Le bond en avant est comparable à celui de Motorhead avec Overkill. Budgie devient un aéropage chromé, luisant sous le
soleil.
D’entrée,
le trio de Cardiff se montre audacieux : il entame le disque par l’épique
« I Turn To Stone ». Accords délicats de guitare acoustique, chant
désabusé, on retrouve les lignes de « Time To Remember », morceau
issu du disque précédent. Mais le refrain éclate sous le coup de semonce d’un riff massif,
down-tempo, rappelant Black Sabbath. Cet alternat d’acoustique délicat et de
force électrique n’est pas sans rappeler également les premiers albums de
Budgie, dont les grandes épopées étaient dotées de cette ambiguité
douceur-fureur. Un superbe premier solo déchirant vient rompre la massivité du
riff, envolée lyrique avant la seconde partie du morceau. C’est une
accélération féroce, cascade de chorus virevoltants sous les doigts de Thomas,
et soutenue par la rythmique implacable de Williams et Shelley. Le fan a
retrouvé le Budgie audacieux, son climax, celui qui fit toute son originalité.
La
suite du disque est dotée de morceaux plus courts et percutants, plus proches
du précédent disque et du format Heavy-Metal du moment. Les structures sont
également beaucoup plus simples, cherchant avant tout l’efficacité : un
riff fort, une mélodie accrocheuse. Les chœurs, discrets font leur apparition
sur les refrains, afin de soutenir l’accroche musicale. « Keeping A
Rendez-Vous » et « Reaper Of The Glory » sont de superbes pièces
de Heavy-Metal, bien dans leur temps, mais qui ne doivent rien à personne. Le
style de Budgie a mué, mais reste affirmé, vivace.
Parmi
ces pépites se trouve le redoutable « She Used Me Up ». L’ambiance y
est plus sombre, noire, même. Thomas dresse une toile de riffs menaçants. Le
morceau tient sous tension l’auditeur tout au long, la guitare enragée
répondant au chant dans une atmosphère entre colère et désespoir. Thomas apporte
quelques bouffées d’air grâce à ses chorus concis et épiques, teintés de Blues.
Le victorieux « Don’t Lay Down And
Die », le délicat « Apparatus », ou le moqueur « Superstar »

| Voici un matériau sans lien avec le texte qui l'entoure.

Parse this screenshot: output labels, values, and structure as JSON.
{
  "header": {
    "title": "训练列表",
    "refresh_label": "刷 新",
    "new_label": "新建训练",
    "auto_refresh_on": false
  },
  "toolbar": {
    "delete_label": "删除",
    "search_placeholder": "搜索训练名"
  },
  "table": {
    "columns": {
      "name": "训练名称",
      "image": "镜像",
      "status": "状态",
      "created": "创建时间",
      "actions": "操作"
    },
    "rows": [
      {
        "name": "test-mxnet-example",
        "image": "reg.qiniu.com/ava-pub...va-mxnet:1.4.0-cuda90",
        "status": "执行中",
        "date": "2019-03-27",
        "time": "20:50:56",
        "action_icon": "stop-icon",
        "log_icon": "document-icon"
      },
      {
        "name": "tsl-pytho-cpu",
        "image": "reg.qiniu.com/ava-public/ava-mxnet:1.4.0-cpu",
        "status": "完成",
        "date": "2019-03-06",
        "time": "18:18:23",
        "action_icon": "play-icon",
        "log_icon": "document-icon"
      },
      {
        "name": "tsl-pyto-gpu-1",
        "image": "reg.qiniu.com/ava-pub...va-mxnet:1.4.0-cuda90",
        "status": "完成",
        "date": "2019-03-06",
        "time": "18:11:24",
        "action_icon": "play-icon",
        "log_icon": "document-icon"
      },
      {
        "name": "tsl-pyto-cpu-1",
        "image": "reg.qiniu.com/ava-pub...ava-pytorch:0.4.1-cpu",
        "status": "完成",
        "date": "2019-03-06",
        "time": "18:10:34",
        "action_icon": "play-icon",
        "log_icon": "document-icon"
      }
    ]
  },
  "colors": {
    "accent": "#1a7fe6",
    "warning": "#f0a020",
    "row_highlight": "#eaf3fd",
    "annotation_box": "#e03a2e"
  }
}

poursuivent la route tracée des titres forts, route qui se ferme avec « Change
Your Ways ». Morceau plus long, il retrouve l’épisme douceur-agressivité
de « I Turn To Stone », mais dans un climat plus léger, et avec une
structure moins massive. Quelques arpèges, des chœurs chantant le refrain et la
slide de Thomas illuminent la fin de ce disque brillant. Un dernier
instrumental acoustique à la délicatesse bienvenue vient clore définitivement
ce bel album.
Budgie
sut trouver l’équilibre parfait entre Heavy-Metal puissant, mélodies fortes, et
héritage musical personnel. Les claviers ont fait discrètement leur apparition,
et vont s’affirmer sur le disque suivant, avec l’arrivée d’un musicien
complémentaire : Duncan MacKay. Sous l’impulsion de leur maison de
disques, le trio devenu quatuor va poursuivre sa recherche du Hard mélodique,
au risque de froisser ses fans cette fois-ci, et mettant en danger le précieux
équilibre atteint avec Nightflight.
tous droits réservés
10 commentaires:
Encore une très belle chronique sur un album/groupe empoisonné... moi du haut de mes vingt quatre ans c'est le I turn to stone qui me tire des entrailles une tristesse désabusée et l'étale sur l'étal glacial et consumériste du moderne boucher de ce XXIème...c'est totalement l'esprit de "time to remember" mais vêtu de velours et parfumé pour pouvoir passer à la radio... BUDGIE deux choses à te demander, le livre qu'il y a exposé sur ton blog "les mille merveilles du rock, de julien..etc" est-ce le tien? Si oui peux-tu me dire quel est le meilleur moyen pour que je puisse me l'offrir et que tu en bénéficies le mieux? dois-je me servir du site camion blanc, ou essayer de l'avoir en librairie spécialisée? Je crains la poste en ce moment et on ne l'entend pas à mon écriture mais je suis du sud de la France... merci d'avance de ta réponse..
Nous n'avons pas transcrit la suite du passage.